Chapter 6 First Communion

Sara Miles experiences her first communion, un-baptized, unprepared, unsuspecting. 

“Early one winter morning, when Katie was sleeping at her father’s house, I walked into St. Gregory’s Episcopal Church in San Francisco. I had no earthly reason to be there. I’d never heard a Gospel reading, never said the Lord’s Prayer. I was certainly not interested in becoming a Christian – or, as I thought of it rather less politely, a religious nut. But on other long walks, I’d passed the beautiful wooden building, with its shingled steeples and plain windows, and this time I went in, on an impulse, with no more than a reporter’s habitual curiosity.” (57)

“There was no organ, no choir, no pulpit: just the unadorned voices of the people, and long silences framed by the ringing of deep Tibetan bowls. I sang, too. It crossed my mind that this is ridiculous. We sat down and stood up, sang and sat down, waited and listened and stood up and sang, and it was all pretty peaceful and sort of interesting. “Jesus invites everyone to his table,” the woman announced, and we started moving up in a stately dance to the table in the rotunda. It has some dishes on it, and a pottery goblet. And then we gathered around that table. And there was more singing and standing, and someone was putting a piece of fresh, crumbly bread in my hands, saying “the body of Christ,” and handing me the goblet of sweet wine, saying “the blood of Christ,” and then something outrageous and terrifying happened. Jesus happened to me.” (58)
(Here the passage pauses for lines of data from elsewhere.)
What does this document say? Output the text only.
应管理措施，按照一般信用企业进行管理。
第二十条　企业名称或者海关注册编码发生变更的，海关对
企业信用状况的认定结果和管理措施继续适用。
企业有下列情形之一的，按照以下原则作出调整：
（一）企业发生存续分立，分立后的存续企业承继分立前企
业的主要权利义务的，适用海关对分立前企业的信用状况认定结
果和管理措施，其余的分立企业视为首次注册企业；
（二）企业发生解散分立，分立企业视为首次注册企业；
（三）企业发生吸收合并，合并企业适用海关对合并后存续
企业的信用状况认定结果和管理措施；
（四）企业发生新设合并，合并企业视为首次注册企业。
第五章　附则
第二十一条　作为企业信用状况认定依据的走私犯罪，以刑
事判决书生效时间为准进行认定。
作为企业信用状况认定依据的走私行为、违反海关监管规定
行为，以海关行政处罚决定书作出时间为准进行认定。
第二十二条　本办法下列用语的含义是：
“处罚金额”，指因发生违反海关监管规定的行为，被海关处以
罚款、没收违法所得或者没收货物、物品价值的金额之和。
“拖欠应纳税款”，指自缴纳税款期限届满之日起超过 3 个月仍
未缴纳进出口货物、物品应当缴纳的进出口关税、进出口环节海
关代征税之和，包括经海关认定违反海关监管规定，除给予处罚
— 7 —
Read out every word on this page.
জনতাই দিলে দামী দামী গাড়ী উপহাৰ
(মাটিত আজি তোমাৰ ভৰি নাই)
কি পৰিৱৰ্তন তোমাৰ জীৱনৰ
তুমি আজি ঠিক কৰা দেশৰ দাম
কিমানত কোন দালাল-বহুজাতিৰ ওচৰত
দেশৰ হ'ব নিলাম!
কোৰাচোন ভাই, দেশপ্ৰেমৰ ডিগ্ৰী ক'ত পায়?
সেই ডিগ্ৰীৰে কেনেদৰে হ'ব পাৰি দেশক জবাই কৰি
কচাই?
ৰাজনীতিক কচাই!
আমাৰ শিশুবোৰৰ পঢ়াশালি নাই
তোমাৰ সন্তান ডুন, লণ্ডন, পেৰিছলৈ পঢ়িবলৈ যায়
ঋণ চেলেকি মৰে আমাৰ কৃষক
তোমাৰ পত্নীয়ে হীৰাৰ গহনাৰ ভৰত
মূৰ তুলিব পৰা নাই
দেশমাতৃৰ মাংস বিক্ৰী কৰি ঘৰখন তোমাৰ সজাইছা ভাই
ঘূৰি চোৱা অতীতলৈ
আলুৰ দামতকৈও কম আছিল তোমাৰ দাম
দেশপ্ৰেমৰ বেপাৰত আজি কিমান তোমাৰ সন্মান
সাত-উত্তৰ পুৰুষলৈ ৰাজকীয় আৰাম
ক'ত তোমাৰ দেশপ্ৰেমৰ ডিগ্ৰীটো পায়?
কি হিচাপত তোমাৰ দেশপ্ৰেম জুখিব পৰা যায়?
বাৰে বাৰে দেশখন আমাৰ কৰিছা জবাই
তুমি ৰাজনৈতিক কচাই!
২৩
"I still can't explain my first communion. It made no sense. I was in tears and physically unbalanced: I felt as if I had just stepped off a curb or been knocked over, painlessly, from behind. The disconnect between what I thought was happening - I was eating a piece of bread; what I heard someone else say was happening - the piece of bread was the "body" of "Christ," a patently untrue or at best metaphorical statement; and what I knew was happening - God, named "Christ" or "Jesus," was real, and in my mouth - utterly short-circuited my ability to do anything but cry." (59)

Do you remember your first communion? What was/is your experience?